Between cup and lip

  • 14/11/1994

Between cup and lip AMONG the many grand schemes consigned to the commodious dustbin of the 20th century, a special place belongs to an oxymoron called democracy. Its disenchantments have directly given rise to the call for "another development", the notion of participatory movements on the ground which can, in theory, undermine existing power structures and determine national policy from below. But even the advocates of such alternatives are beginning to realise that bringing the word to the world is quite another matter.

The vision and inspiration of Andrew Pearse, founder-director of the United Nations Research Institute for Social Development's (unrisd) Participation Programme, has today spread to many parts of the developing world. A Voice for the Excluded, subtitled Popular Participation in Development: Utopia or Necessity?, is the official document of the programme, taking stock of more than a decade of activities centered in Latin America, where it all began.

The concept of popular participation has come a long way since Pearse articulated it in Seeds of Plenty, Seeds of Want, way back in 1980. The unrisd research strategy, with Pearse as the mainspring, grew in a 3-pronged direction -- the struggle for livelihood, development policy and participation. It was predicated on the belief that participation always implies a struggle for greater empowerment, inevitably at odds with the policies of the state and the extra-national "developers".
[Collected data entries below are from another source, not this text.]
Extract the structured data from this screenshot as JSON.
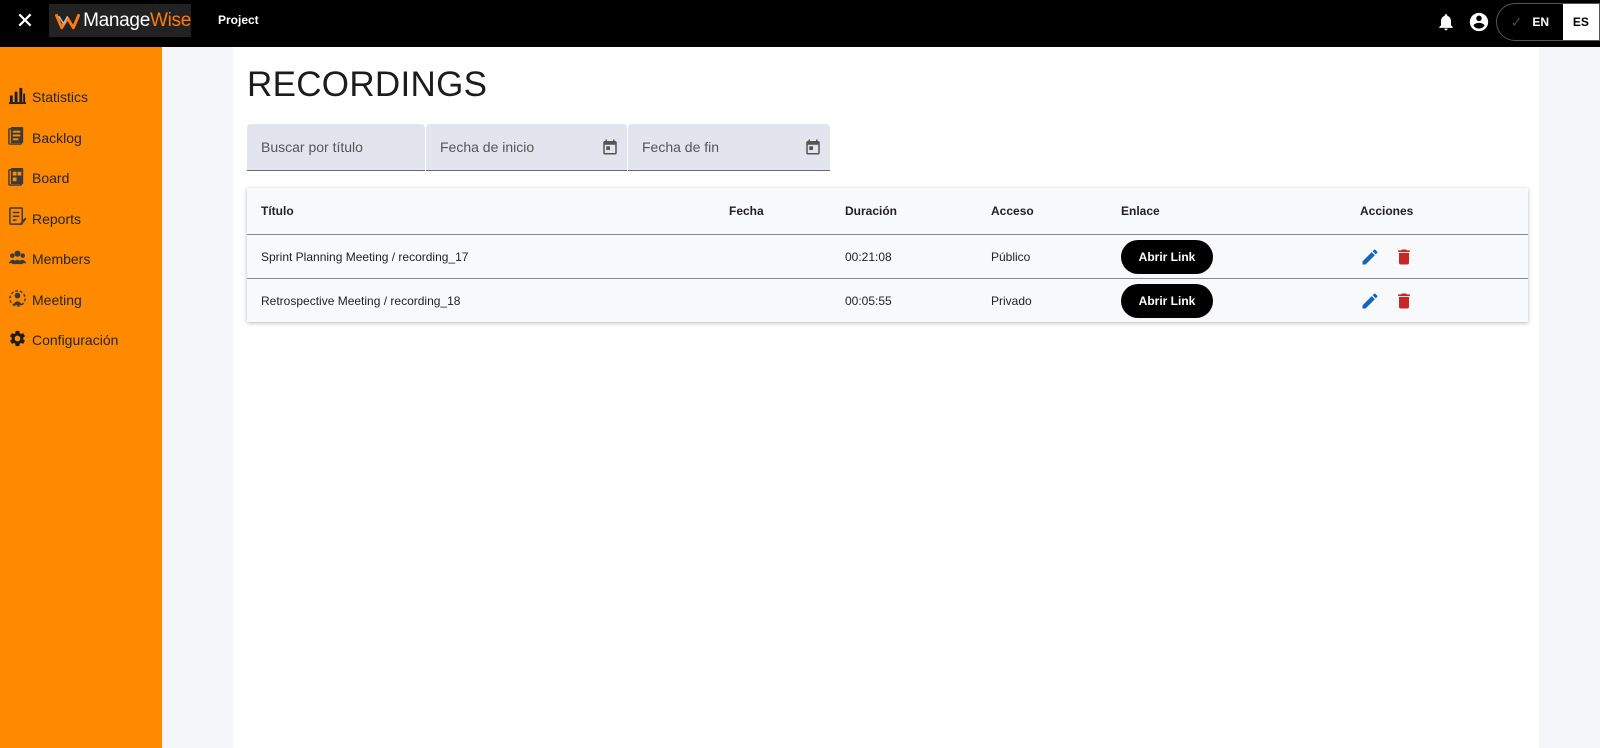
{
  "header": {
    "close_icon": "close-icon",
    "logo": {
      "part1": "Manage",
      "part2": "Wise"
    },
    "project_link": "Project",
    "notifications_icon": "bell-icon",
    "account_icon": "account-circle-icon",
    "language": {
      "en": "EN",
      "es": "ES",
      "selected": "ES"
    }
  },
  "sidebar": {
    "items": [
      {
        "label": "Statistics",
        "icon": "bar-chart-icon"
      },
      {
        "label": "Backlog",
        "icon": "backlog-icon"
      },
      {
        "label": "Board",
        "icon": "board-icon"
      },
      {
        "label": "Reports",
        "icon": "reports-icon"
      },
      {
        "label": "Members",
        "icon": "members-icon"
      },
      {
        "label": "Meeting",
        "icon": "meeting-icon"
      },
      {
        "label": "Configuración",
        "icon": "gear-icon"
      }
    ]
  },
  "main": {
    "title": "RECORDINGS",
    "filters": {
      "search_placeholder": "Buscar por título",
      "start_placeholder": "Fecha de inicio",
      "end_placeholder": "Fecha de fin"
    },
    "table": {
      "headers": {
        "titulo": "Título",
        "fecha": "Fecha",
        "duracion": "Duración",
        "acceso": "Acceso",
        "enlace": "Enlace",
        "acciones": "Acciones"
      },
      "rows": [
        {
          "titulo": "Sprint Planning Meeting / recording_17",
          "fecha": "",
          "duracion": "00:21:08",
          "acceso": "Público",
          "enlace": "Abrir Link"
        },
        {
          "titulo": "Retrospective Meeting / recording_18",
          "fecha": "",
          "duracion": "00:05:55",
          "acceso": "Privado",
          "enlace": "Abrir Link"
        }
      ]
    }
  },
  "colors": {
    "topbar": "#000000",
    "sidebar": "#ff8a00",
    "accent_orange": "#ff7a12",
    "edit_icon": "#1565c0",
    "delete_icon": "#c62828"
  }
}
A key term in this perspective was "incorporation". As Pearse saw it, the dominant social processes of our times are characterised by the whirlwind incorporation of hitherto self-sufficient communities into city-based national and international production labyrinths, uprooted from their traditional lifestyles into a lightning-paced, bewildering mode of existence generated by the late-capitalist world system.

UNRISD's primary concern lay in attempting to lessen the agony of incorporation in specific situations, so that ordinary working people could improve their livelihood and shape their aspirations. But if the tone of the book is anything to go by, the "participatory" scenario is hardly very bright. The success of the programme has been limited at best, with many initial gains drowned by volatile socio-political conditions in countries like Peru, Nicaragua and Grenada, where the programme was implemented.

The "participatory" experiment in India has also shown that tall claims have to be ingested with more than a pinch of salt. "Other development" has been found to spawn an "other bureaucracy", with more than its share of bungling and an emphasis on formalising power structures that kick out the very people being empowered.

Whether participation is a necessity or not, depends on which side of the fence you are on. No power structure will hand over empowerment on a platter to the "excluded". Experience, confirmed by the case studies in the book, has shown that local participation is successful only when outside agencies intervene on behalf of the locals. But who are the people who run these agencies? Certainly not the "excluded". Here lies the major faultline in the notion of local participation. It is assumed, often arrogantly, that local communities have to be "taught" how to manage themselves sustainably, thus paving the way to empowerment. Shades of the white man's burden?

It is indeed difficult to find a way out of the participatory cul-de-sac in the prevailing world system, where power tends to concentrated in the hands of a few. The vision that the votaries of "other development" espouse is uncomfortably similar to the vision of the now debunked socialists. One can only hope that they don't go the same way.